By Richard L. Thornton, Architect and City Planner
I have survived the years better than the hut!
Do you remember that lime stucco Maya hut, where on our first night together, Ana the Tour Guide with Benefits set up sterno lamps in the hut and in the yard around the hut so we could dance to Strauss waltzes on an eight track tape player.
Four years later, Ana brought her fiance’ to Labna on spring break. He was an anthropology professor at Tulane University. He did NOT like being out in nature. The memories of our happy time together in the hut became so vivid that she cancelled her engagement here.
She then sent a letter to my last known address in Peachtree City, GA asking if she could fly to Atlanta to have a trial living together arrangement with me as she attended Georgia State or Emory University. Unfortunately, by the time (six weeks) that the US Post Office had delivered her letter, I was engaged to the future Anti-Wife and foolishly refused to cancel my wedding plans. We do make booboos in life.

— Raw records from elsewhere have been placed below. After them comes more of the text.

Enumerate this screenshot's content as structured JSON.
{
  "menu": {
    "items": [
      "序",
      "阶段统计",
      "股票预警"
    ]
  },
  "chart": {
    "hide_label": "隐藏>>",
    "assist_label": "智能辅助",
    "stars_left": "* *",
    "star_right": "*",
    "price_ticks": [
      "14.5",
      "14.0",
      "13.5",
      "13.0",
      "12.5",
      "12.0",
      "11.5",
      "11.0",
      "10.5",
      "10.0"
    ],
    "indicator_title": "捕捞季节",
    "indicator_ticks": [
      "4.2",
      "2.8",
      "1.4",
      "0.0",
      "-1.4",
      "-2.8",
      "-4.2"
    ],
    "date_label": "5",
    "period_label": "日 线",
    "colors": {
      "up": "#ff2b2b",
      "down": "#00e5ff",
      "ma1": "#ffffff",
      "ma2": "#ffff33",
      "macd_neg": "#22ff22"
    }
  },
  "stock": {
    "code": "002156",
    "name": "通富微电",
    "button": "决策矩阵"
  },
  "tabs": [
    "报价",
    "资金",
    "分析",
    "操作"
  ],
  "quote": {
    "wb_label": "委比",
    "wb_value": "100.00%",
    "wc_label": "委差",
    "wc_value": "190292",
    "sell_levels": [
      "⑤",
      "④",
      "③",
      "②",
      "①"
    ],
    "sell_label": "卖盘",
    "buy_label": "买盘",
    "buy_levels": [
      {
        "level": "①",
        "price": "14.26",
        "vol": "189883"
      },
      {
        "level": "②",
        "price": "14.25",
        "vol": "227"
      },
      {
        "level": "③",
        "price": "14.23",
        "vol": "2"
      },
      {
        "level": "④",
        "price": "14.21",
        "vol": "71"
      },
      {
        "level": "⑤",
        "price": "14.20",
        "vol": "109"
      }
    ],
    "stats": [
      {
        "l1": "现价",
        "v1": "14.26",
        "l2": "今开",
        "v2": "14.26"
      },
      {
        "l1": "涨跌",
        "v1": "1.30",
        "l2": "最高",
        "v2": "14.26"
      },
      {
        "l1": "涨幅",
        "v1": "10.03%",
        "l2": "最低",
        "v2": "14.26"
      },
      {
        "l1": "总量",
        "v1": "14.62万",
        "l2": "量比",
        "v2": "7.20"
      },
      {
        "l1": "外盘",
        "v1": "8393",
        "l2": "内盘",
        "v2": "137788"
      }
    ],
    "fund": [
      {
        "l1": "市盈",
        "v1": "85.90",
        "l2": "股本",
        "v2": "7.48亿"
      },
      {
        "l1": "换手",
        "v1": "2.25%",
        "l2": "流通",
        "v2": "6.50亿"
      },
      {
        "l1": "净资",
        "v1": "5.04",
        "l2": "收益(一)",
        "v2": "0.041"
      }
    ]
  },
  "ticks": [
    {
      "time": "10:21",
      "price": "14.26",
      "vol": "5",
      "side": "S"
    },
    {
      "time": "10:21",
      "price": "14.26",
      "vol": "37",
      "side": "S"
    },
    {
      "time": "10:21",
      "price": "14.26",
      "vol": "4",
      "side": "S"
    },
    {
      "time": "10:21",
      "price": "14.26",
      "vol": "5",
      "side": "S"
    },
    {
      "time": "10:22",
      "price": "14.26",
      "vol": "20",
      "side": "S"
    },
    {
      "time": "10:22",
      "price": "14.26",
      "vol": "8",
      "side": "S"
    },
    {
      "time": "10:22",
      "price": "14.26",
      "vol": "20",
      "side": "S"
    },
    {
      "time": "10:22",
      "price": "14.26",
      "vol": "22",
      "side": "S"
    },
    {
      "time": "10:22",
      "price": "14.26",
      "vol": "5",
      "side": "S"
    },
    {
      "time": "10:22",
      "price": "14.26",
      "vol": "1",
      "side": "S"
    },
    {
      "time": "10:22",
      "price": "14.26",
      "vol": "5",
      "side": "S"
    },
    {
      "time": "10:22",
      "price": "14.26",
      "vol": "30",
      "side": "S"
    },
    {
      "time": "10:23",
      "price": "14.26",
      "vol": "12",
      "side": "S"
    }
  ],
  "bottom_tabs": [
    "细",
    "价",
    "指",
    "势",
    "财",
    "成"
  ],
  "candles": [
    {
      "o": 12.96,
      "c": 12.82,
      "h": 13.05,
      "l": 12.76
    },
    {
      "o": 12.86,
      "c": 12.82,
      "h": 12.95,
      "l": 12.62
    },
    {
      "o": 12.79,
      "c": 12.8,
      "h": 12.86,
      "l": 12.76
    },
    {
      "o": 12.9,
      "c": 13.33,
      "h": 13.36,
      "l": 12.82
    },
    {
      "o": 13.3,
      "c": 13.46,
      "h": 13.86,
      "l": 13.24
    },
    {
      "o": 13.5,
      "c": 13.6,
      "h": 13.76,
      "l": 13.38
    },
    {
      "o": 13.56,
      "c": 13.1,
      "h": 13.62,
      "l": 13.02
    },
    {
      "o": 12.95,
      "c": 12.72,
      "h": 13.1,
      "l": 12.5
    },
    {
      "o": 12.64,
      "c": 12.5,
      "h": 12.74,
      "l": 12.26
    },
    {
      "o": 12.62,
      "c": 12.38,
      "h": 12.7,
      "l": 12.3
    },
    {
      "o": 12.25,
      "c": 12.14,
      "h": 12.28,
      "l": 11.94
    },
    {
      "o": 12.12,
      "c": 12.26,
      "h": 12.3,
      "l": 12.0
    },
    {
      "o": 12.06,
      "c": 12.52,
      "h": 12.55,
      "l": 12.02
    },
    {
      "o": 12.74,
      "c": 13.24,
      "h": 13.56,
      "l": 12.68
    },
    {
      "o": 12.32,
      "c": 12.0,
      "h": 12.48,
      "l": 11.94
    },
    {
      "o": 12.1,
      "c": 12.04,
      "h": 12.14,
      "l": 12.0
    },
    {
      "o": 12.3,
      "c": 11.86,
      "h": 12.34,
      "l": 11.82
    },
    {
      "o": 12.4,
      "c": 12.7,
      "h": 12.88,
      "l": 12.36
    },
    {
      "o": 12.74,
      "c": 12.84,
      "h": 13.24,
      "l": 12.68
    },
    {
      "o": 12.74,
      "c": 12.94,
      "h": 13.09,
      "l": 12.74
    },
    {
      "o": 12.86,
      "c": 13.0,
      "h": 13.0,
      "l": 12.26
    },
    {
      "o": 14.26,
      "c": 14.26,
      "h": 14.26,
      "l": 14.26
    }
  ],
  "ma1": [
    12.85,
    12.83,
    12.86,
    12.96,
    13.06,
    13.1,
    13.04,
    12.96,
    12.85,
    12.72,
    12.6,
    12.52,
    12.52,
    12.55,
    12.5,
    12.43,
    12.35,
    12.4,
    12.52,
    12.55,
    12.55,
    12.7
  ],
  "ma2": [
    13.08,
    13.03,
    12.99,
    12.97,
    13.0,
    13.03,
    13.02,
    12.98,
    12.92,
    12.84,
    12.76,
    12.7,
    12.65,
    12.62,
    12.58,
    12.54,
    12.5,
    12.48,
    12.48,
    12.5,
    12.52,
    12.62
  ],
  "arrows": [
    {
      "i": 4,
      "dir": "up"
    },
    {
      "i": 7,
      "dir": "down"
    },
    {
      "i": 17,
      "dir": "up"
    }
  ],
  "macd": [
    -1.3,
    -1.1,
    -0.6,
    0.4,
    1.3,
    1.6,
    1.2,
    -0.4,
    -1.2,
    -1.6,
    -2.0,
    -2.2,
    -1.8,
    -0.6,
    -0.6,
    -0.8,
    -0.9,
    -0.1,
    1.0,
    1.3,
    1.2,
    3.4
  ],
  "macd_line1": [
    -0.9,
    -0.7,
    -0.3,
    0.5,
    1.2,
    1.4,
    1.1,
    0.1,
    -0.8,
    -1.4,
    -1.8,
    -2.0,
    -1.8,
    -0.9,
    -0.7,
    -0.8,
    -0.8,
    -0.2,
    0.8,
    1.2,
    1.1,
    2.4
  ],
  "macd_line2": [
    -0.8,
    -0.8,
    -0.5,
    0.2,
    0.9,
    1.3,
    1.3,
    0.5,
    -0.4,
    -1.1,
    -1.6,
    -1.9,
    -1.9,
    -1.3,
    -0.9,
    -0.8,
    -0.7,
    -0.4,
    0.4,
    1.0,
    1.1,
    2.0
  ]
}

When we got back to Ana’s house after five days without a bath or shower, her mother first marched us to separate bathrooms to clean up. After we were scrubbed up a bit, her father invited me to stay in the Guest House with Ana for two weeks until her university started classes. However, I could only stay for 2 1/2 more days because I was obligated to study archaeological sites in Veracruz State before returning to Georgia Tech.
The next morning Ana’s mother marched her to a spa and beauty salon so that I would know that Ana was capable of looking like a high-faluting senorita from a prominent family in Ciudad de Campeche. While she was gone, her father invited me to return to visit them any time I liked. He also handed me a big wad of pesos for us to dine at the city’s nicest restaurant in the Hotel Campeche then go dancing at the adjacent bar and night club in the hotel. This is what the Ana the Tom Boy looked like after a make-over. Notice that she is wearing nail polish for the first time in her life! Sorry, the photo has faded in the decades since then, but you get the gist.
PS – Actually, the French cigars that wealthy Mexican and Cuban-American girls smoked back then didn’t bother me at all. They were made with fruit-flavored pipe tobacco, not raunchy cigar tobacco. They smelled like incense and didn’t stink up a room.